Recursive State Machine Guided Graph Folding for Context-Free Language Reachability

Context-free language reachability (CFL-reachability) is a fundamental framework for program analysis. A large variety of static analyses can be formulated as CFL-reachability problems, which determines whether specific source-sink pairs in an edge-labeled graph are connected by a reachable path, i.e., a path whose edge labels form a string accepted by the given CFL. Computing CFL-reachability is expensive. The fastest algorithm exhibits a slightly subcubic time complexity with respect to the input graph size. Improving the scalability of CFL-reachability is of practical interest, but reducing the time complexity is inherently difficult.

In this paper, we focus on improving the scalability of CFL-reachability from a more practical perspective---reducing the input graph size. Our idea arises from the existence of trivial edges, i.e., edges that do not affect any reachable path in CFL-reachability. We observe that two nodes joined by trivial edges can be folded---by merging the two nodes with all the edges joining them removed---without affecting the CFL-reachability result. By studying the characteristic of the recursive state machines (RSMs), an alternative form of CFLs, we propose an approach to identify foldable node pairs without the need to verify the underlying reachable paths (which is equivalent to solving the CFL-reachability problem).
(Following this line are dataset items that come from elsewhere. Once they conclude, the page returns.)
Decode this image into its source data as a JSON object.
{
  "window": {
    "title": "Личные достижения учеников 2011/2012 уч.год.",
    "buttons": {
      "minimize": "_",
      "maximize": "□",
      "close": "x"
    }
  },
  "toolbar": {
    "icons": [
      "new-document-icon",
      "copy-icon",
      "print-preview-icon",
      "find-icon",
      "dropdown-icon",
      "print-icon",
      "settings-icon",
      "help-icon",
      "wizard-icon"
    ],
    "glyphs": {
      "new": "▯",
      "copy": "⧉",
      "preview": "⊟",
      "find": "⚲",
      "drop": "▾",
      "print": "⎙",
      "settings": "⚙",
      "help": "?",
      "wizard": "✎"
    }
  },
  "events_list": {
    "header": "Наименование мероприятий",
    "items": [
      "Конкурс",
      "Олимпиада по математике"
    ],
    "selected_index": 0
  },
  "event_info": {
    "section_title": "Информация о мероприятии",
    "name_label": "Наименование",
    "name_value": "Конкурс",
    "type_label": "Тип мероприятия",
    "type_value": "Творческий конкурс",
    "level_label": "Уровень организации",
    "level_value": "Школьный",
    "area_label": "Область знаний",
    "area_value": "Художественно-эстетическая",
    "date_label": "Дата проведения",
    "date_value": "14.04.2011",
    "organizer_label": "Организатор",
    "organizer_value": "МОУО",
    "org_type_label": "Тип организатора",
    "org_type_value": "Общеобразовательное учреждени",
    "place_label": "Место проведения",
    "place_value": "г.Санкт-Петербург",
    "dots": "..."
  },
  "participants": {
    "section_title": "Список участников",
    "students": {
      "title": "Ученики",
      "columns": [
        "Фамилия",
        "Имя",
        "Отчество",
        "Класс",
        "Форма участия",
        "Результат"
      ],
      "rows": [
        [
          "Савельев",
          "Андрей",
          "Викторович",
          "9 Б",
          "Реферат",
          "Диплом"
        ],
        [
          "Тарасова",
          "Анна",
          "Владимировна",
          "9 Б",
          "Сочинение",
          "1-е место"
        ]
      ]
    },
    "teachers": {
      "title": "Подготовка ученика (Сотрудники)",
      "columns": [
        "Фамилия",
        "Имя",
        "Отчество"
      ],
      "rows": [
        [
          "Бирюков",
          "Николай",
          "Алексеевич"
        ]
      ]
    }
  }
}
In particular, given a CFL-reachability problem instance with an input graph G and an RSM, based on the correspondence between paths in G and state transitions in RSM, we propose a graph folding principle, which can determine whether two adjacent nodes are foldable by examining only their incoming and outgoing edges.
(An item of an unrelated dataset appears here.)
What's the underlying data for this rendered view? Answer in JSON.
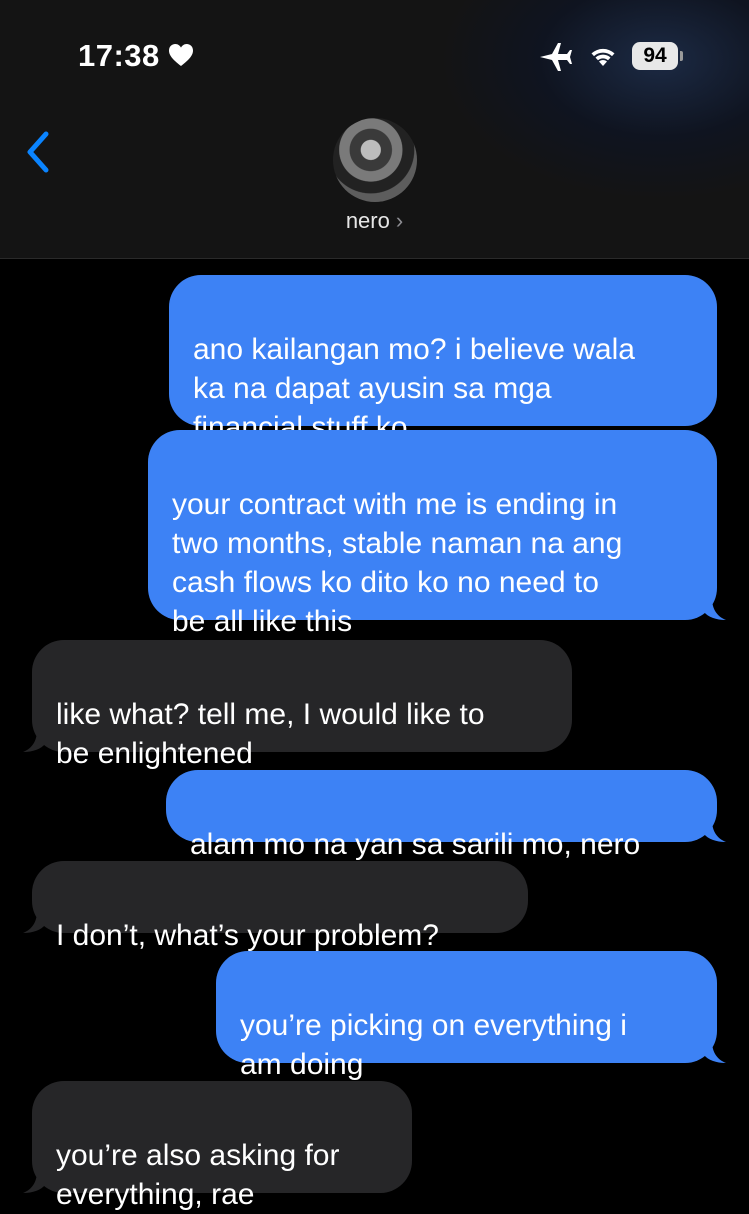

On top of the graph folding principle, we propose an efficient graph folding algorithm GF. The time complexity of GF is linear with respect to the number of nodes in the input graph. Our evaluations on two clients (alias analysis and value-flow analysis) show that GF significantly accelerates RSM/CFL-reachability by reducing the input graph size. On average, for value-flow analysis, GF reduces 60.96% of nodes and 42.67% of edges of the input graphs, obtaining a speedup of 4.65× and a memory usage reduction of 57.35%. For alias analysis, GF reduces 38.93% of nodes and 35.61% of edges of the input graphs, obtaining a speedup of 3.21× and a memory usage reduction of 65.19%.